Cancers 2026, 18(13), 2054; https://doi.org/10.3390/cancers18132054 (registering DOI)
Submission received: 29 May 2026
/
Revised: 22 June 2026
/
Accepted: 23 June 2026
/
Published: 24 June 2026
(This article belongs to the Special Issue Diagnosis and Therapy in Urothelial Cancer)
Simple Summary
Patients with muscle-invasive bladder cancer who are fit for cisplatin usually receive chemotherapy before bladder-removal surgery. However, not all patients benefit from this approach, and some still relapse or die after treatment. In this study, we investigated whether information available before chemotherapy could help identify patients with a higher risk of poor outcomes. We analyzed 210 patients treated at two Spanish hospitals and developed a risk model based on age, sex, previous non-muscle-invasive bladder cancer, and a simple blood-test measure called the neutrophil-to-lymphocyte ratio, which reflects the balance between inflammation and immune cells. This model classified patients into low-, intermediate-, and high-risk groups. Patients in the high-risk group had a shorter time without relapse or death and were less likely to have no residual cancer in the bladder after treatment. The model is exploratory and should not yet be used to guide treatment decisions. However, after validation in other patient groups, it may help improve risk assessment and support more personalized treatment strategies.
Abstract
Background/Objectives: Neoadjuvant cisplatin-based chemotherapy (NAC) followed by radical cystectomy (RC) is a standard treatment for cisplatin-eligible patients with muscle-invasive bladder cancer (MIBC), yet baseline tools to refine prognostic stratification remain limited. We aimed to develop and internally validate a clinicopathological nomogram integrating the neutrophil-to-lymphocyte ratio (NLR) to estimate event-free survival (EFS) in patients with MIBC treated with NAC. Methods: We retrospectively analyzed 210 patients with cT2–T4aN0–1M0 MIBC treated with cisplatin-based NAC at two Spanish institutions between 2010 and 2021. Candidate predictors included demographic, clinicopathological, and routine laboratory variables. A multivariable Cox model with backward selection based on the Akaike information criterion (AIC) was used to derive the final model, and internal validation was performed using 1000 bootstrap resamples.
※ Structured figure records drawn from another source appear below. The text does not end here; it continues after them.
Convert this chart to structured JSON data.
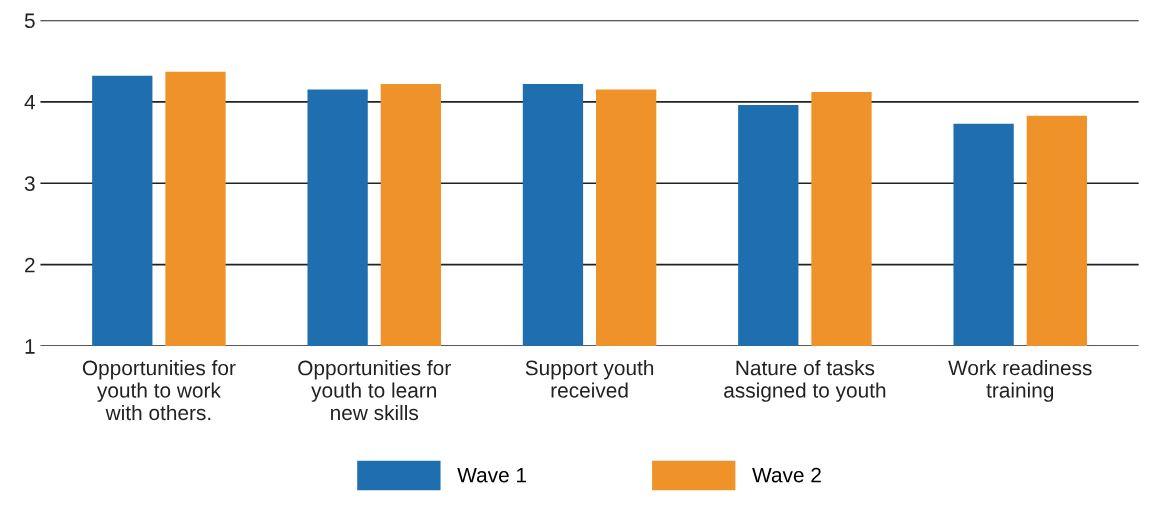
{
  "chart_data": {
    "type": "bar",
    "categories": [
      "Opportunities for\nyouth to work\nwith others.",
      "Opportunities for\nyouth to learn\nnew skills",
      "Support youth\nreceived",
      "Nature of tasks\nassigned to youth",
      "Work readiness\ntraining"
    ],
    "series": [
      {
        "name": "Wave 1",
        "color": "#1f6fb0",
        "values": [
          4.32,
          4.15,
          4.22,
          3.96,
          3.73
        ]
      },
      {
        "name": "Wave 2",
        "color": "#f0922a",
        "values": [
          4.37,
          4.22,
          4.15,
          4.12,
          3.83
        ]
      }
    ],
    "ylim": [
      1,
      5
    ],
    "yticks": [
      1,
      2,
      3,
      4,
      5
    ],
    "grid": "y",
    "legend": "bottom"
  }
}
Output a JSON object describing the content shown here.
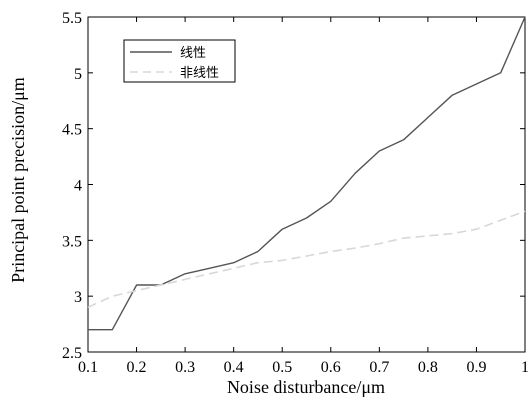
{
  "chart_data": {
    "type": "line",
    "xlabel": "Noise disturbance/μm",
    "ylabel": "Principal point precision/μm",
    "xlim": [
      0.1,
      1.0
    ],
    "ylim": [
      2.5,
      5.5
    ],
    "x_ticks": [
      "0.1",
      "0.2",
      "0.3",
      "0.4",
      "0.5",
      "0.6",
      "0.7",
      "0.8",
      "0.9",
      "1"
    ],
    "y_ticks": [
      "2.5",
      "3",
      "3.5",
      "4",
      "4.5",
      "5",
      "5.5"
    ],
    "grid": false,
    "legend_position": "top-left",
    "series": [
      {
        "name": "线性",
        "color": "#555555",
        "style": "solid",
        "x": [
          0.1,
          0.15,
          0.2,
          0.25,
          0.3,
          0.35,
          0.4,
          0.45,
          0.5,
          0.55,
          0.6,
          0.65,
          0.7,
          0.75,
          0.8,
          0.85,
          0.9,
          0.95,
          1.0
        ],
        "y": [
          2.7,
          2.7,
          3.1,
          3.1,
          3.2,
          3.25,
          3.3,
          3.4,
          3.6,
          3.7,
          3.85,
          4.1,
          4.3,
          4.4,
          4.6,
          4.8,
          4.9,
          5.0,
          5.5
        ]
      },
      {
        "name": "非线性",
        "color": "#d8d8d8",
        "style": "dashed",
        "x": [
          0.1,
          0.15,
          0.2,
          0.25,
          0.3,
          0.35,
          0.4,
          0.45,
          0.5,
          0.55,
          0.6,
          0.65,
          0.7,
          0.75,
          0.8,
          0.85,
          0.9,
          0.95,
          1.0
        ],
        "y": [
          2.9,
          3.0,
          3.05,
          3.1,
          3.15,
          3.2,
          3.25,
          3.3,
          3.32,
          3.36,
          3.4,
          3.43,
          3.47,
          3.52,
          3.54,
          3.56,
          3.6,
          3.68,
          3.76
        ]
      }
    ]
  }
}
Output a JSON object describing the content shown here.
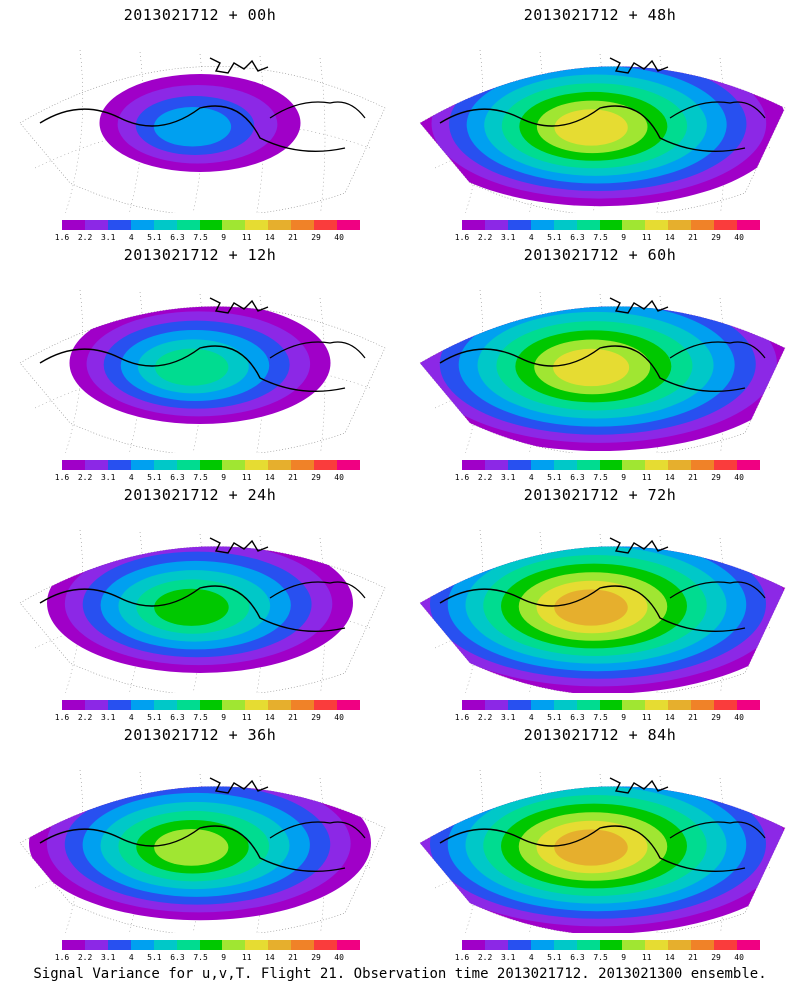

Results: Sex, age, prior non–muscle-invasive bladder cancer (NMIBC), and NLR were retained in the final nomogram. The model showed moderate discrimination, with a Harrell’s c-index of 0.60 and an optimism-corrected c-index of 0.58. The nomogram stratified patients into low-, intermediate-, and high-risk groups, with median EFS not reached, 47.5 months, and 18.0 months, respectively. High-risk patients also showed lower pathological complete response (pCR) rates. Conclusions: This exploratory nomogram integrates an accessible systemic inflammatory marker with baseline clinical variables to identify patients with poorer outcomes despite NAC. External validation in contemporary cohorts is warranted before clinical implementation.